MILAN, Jan 22, 2009 / FW/ — Be careful what you wished for because you might get it. Last Nov 2008, I asked, ‘Is Men’s fashion ready for MMORPG?’ With the Fall 2009 / Winter 2010 men’s collection unveiled in Milan, I got a positive answer and then some.

A play on words, like what most writers do, I used MMORPG (Massively Multiplayer Online Role-Playing Game) as a springboard for an idea and also to reference the 18-34 year-old males’ preoccupation with video games. I even used Cloud Strife of Final Fantasy VII Crisis Core as my mascot. Using terms like ‘nerd adjacent’ I was able to convey that today, everyone has to be geeky at a certain level to be able to use all our high tech devices from mobile phones to video game consoles.

Though I have written several articles based on the MMORPG fashion idea, when the Milan menswear season begun, I was very surprised to find out that designers were seeing the same thing I was seeing, but they have a different vision and version.

As a fashion editor, I saw androgyny and neutral color palette based on black and white. The collections shown in Milan leaned on androgyny, but very masculine and strong. Black and white was dominant, but like what Masataka Matsumura designing for Giuliano Fujiwara did, they all seem to use the Japanese aesthetic philosophy of wabi-sabi wherein a shade or tint is treated as the dimension connecting and melting two different colors.

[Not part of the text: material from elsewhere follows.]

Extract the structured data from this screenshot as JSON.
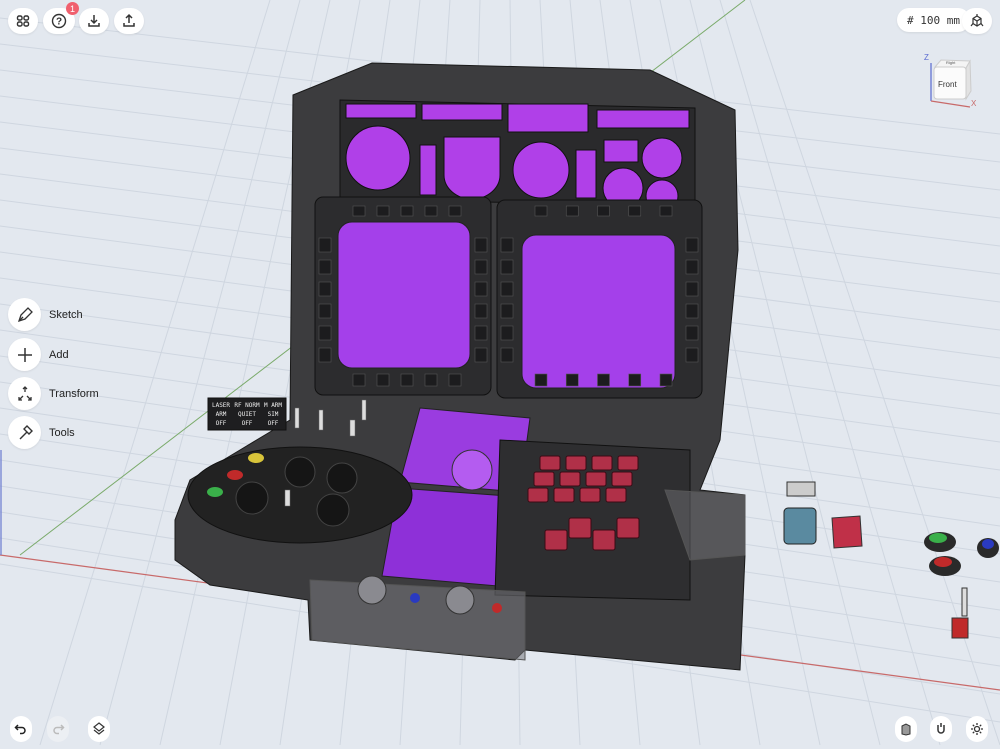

So, instead of being just black and white with different shades of gray in between, the collections were actually colorful albeit not the traditional rainbow colors. Corollary to these innovative tints and shades, menswear designers also presented a futuristic vision with more SCI than FI. Thus, everything is within reach, everything is of today but in the spearhead of change.

Designers also referenced the current zeitgeist, from politics to pop culture and pulp literature. But the keyword is ‘REFERENCED’ because the silhouettes are modernistic. Take Versace’s mixing of high-tech fabrics with cashmere and leather; Raf Simons at Jil Sander giving the man a shape; or Dean & Dan Caten of DSquared2 taking us dancing with the stars.

So, is men’s fashion ready for MMORPG? The answer is yes in several ways; MMORPG is not virtual in the fashion world, it is real, and thus redefining the term to mean that we have different roles to play in this world of 6 billion people.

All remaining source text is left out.